Personal jurisdiction before the U.S. Supreme Court, and non-lawyer ownership and fee sharing in two states
As of this writing – two weeks before Election Day – the 2020 vote is on everyone’s mind. I will be providing a post-election update next month. But now, know that in the face of rampant voter suppression, AAJ stepped up to ensure that voting rights are upheld. Our Voter Protection Action Committee (VPAC) developed national and state partnerships with leading voter protection groups to create non-partisan volunteer opportunities such as being a poll worker; acting as a poll monitor; working in virtual or in-person call centers; volunteering in person in battleground states; and promoting voter education resources. I am pleased to report that these efforts have connected more than 1,000 people with volunteer opportunities.
Below are some other highlights of how AAJ is working to protect your practices, your clients’ rights, and the future of civil justice.
Personal jurisdiction cases before the U.S. Supreme Court
The U.S. Supreme Court recently heard arguments in cases raising personal jurisdiction issues that are likely to have a major impact on how specific jurisdiction is applied in consumer actions. The Court’s decision could break the trend of limitations to jurisdiction that make it harder for injured plaintiffs to hold large corporations accountable. AAJ knows how important this is for you and your practices, and we have been focused on these issues for several months.
Oral arguments pertaining to personal jurisdiction cases took place October 7 before the U.S. Supreme Court for Ford Motor Co. v. Montana 8th Judicial Dist. Court and Ford Motor Co. v. Bandemer (U.S. 19-368; cases consolidated).
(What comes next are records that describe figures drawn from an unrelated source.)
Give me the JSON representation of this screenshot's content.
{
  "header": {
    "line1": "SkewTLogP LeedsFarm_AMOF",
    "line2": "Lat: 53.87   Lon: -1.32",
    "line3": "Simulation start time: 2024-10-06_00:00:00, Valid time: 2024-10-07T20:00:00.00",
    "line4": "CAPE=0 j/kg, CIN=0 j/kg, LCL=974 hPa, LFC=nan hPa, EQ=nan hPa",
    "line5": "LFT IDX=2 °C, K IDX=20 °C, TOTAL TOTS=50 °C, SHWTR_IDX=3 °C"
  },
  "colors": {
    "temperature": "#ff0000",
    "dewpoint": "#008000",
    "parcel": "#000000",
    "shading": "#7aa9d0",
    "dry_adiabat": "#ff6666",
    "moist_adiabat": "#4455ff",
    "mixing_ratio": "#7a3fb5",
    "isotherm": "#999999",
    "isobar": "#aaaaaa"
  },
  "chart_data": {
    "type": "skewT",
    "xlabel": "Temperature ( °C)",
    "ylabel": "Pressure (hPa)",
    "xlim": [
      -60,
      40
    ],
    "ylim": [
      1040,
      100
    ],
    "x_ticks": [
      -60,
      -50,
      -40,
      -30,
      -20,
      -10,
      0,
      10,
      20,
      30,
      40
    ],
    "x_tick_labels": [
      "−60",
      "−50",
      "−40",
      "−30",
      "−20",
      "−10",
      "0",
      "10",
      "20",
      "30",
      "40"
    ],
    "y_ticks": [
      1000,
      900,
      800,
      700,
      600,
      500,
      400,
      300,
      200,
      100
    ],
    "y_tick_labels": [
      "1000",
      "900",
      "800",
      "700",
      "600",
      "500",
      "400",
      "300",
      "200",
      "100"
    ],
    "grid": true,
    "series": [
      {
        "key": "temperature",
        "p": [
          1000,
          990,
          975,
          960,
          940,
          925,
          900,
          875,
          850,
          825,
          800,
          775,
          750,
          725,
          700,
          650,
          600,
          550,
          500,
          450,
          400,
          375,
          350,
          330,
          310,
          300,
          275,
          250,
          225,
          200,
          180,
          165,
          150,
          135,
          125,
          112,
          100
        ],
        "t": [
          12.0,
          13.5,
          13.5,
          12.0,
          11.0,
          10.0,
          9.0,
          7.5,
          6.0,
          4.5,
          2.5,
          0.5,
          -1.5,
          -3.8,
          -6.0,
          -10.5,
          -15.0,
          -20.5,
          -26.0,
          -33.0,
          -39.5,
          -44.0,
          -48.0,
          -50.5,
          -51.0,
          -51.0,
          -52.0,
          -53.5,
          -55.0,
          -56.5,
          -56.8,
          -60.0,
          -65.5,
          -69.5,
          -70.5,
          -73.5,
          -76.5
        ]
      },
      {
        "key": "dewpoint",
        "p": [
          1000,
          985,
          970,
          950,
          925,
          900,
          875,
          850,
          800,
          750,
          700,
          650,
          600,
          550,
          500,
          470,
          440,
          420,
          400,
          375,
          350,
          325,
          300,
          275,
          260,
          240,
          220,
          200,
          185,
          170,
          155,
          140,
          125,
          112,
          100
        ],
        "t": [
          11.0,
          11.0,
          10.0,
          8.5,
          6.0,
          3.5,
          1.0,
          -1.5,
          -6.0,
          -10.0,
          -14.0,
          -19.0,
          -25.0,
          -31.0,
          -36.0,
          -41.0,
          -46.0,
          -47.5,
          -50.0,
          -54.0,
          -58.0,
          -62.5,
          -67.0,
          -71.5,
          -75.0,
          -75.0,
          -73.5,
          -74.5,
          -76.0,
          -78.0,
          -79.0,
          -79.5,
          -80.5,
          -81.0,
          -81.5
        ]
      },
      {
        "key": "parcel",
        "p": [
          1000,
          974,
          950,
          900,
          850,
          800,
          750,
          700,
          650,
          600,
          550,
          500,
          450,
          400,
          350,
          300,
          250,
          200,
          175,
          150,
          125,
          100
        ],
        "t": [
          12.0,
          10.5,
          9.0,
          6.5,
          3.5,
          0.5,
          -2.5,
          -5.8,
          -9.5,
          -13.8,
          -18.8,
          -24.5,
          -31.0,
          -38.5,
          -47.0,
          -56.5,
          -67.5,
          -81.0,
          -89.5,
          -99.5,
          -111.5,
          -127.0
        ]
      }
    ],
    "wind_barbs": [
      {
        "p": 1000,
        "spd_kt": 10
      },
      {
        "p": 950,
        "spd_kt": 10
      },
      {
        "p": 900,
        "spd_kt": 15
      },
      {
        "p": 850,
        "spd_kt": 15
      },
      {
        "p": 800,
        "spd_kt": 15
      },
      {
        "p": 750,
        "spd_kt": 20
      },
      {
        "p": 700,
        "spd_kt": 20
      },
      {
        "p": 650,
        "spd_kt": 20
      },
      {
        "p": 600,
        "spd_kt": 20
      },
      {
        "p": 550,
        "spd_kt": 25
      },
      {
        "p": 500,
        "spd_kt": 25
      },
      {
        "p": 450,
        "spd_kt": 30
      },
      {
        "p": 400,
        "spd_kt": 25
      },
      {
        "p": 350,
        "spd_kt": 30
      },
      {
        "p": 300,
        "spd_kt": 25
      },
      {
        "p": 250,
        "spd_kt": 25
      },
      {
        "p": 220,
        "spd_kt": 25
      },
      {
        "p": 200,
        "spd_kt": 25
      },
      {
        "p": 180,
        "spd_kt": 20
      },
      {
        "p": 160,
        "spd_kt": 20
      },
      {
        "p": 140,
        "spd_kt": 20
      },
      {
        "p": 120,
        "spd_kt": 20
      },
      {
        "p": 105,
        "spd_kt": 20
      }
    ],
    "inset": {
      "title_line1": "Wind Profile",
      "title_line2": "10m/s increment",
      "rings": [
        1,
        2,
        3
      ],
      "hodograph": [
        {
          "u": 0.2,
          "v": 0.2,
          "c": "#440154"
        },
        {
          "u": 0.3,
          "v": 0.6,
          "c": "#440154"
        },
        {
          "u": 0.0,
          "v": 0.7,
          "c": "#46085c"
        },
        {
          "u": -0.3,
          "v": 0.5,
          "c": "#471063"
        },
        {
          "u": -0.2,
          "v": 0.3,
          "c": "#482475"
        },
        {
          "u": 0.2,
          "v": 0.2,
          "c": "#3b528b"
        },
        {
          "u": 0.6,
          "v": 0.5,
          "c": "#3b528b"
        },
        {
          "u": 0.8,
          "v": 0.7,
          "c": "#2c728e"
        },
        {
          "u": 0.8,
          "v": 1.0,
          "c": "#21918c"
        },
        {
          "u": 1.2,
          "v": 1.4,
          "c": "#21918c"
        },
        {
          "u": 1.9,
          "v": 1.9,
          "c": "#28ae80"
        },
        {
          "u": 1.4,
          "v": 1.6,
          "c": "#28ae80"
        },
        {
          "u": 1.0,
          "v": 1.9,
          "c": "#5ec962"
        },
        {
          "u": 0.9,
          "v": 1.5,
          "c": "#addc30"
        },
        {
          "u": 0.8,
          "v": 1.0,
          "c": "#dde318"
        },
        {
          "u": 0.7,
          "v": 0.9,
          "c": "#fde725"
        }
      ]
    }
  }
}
The issue before the Court is “whether the ‘arise out of or relate to’ requirement of the 14th Amendment’s due process clause is met when none of the defendant’s forum contacts caused the plaintiff’s claims, such that the plaintiff’s claims would be the same even if the defendant had no forum contacts.” AAJ and Public Justice filed a joint amicus brief which you can access at www.justice.org/resources/research/ford-motor-co-v-montana.
AAJ, working with the Attorneys Information Exchange Group (AIEG), has led media outreach on this case and its importance to consumers – garnering significant coverage of our position and those supporting it. For example, the Washington Post considered it one of their key cases to watch this term, and AAJ member Deepak Gupta of Gupta Wessler PLLC, who argued the case on behalf of plaintiffs, has briefed several news outlets to help ensure any preview or argument coverage underscores the critical importance that the outcome will have on consumers and small businesses. A full compilation of the media generated about this can be found at www.takejusticeback.com/FordMediaCoverage.
Regulatory changes in Arizona and Utah open door to nonlawyer ownership and fee sharing
Over the past few years, two states – Arizona and Utah – have moved toward opening up the practice of law to nonlawyers. In August 2020, those states’ respective Supreme Courts revised the rules governing the practice of law to allow nonlawyer fee sharing and investment in firms.
Utah adopted “Standing Order No. 15” and made changes to Rules 1.5 (fees), 5.4 (fee sharing), and 7.1-5 (advertisement). Standing Order No. 15, along with accompanying regulatory changes, established the “Office of Legal Services Innovation” to administer a regulatory “sandbox” for companies seeking to “innovate” in their legal service delivery structure. Tracking the newly rewritten Rule 5.4, any entity seeking to engage in the practice of law with a nonlawyer equity investor or to share fees with a nonlawyer must apply for regulatory approval. The regulatory process is meant to be more hands on, involving a probationary “sandbox” period where it is envisioned that the firm will work closely with regulators to develop a “right sized” rules package meant to protect Utah consumers before emerging into a more normalized, hands-off regulatory period.
Arizona has delayed the implementation of their rule until January 1, 2021, but the rule changes are much more extensive. In Arizona, the Supreme Court eliminated ER 5.4 (fee sharing) while also modifying Rules 7.1-5 (advertisement). This opens the floodgates for not only nonlawyer ownership of law firms but also paying referral fees to nonlawyers. Accompanying this change is the introduction of a new regulator for “Alternative Business Structures” (“ABS”), which constitutes any firm “that includes nonlawyers who have an economic interest or decision-making authority in the firm and provides legal services.” These new entities will need to apply for a license to operate with nonlawyer investors/partners prior to operating. However, this ABS regulator does not have any authority over the payment of nonlawyers for referrals – a practice that now appears to be completely ungoverned.
AAJ State Affairs and the TLAs will continue to track these developments, not only in Utah and Arizona as they are implemented, but also in other states considering similar changes.
Federal rulemaking – Formal comment period open
This fall, there are several proposed amendments in both informal and formal rulemaking. AAJ follows these issues closely because rules adopted at the federal level are often also adopted by state courts.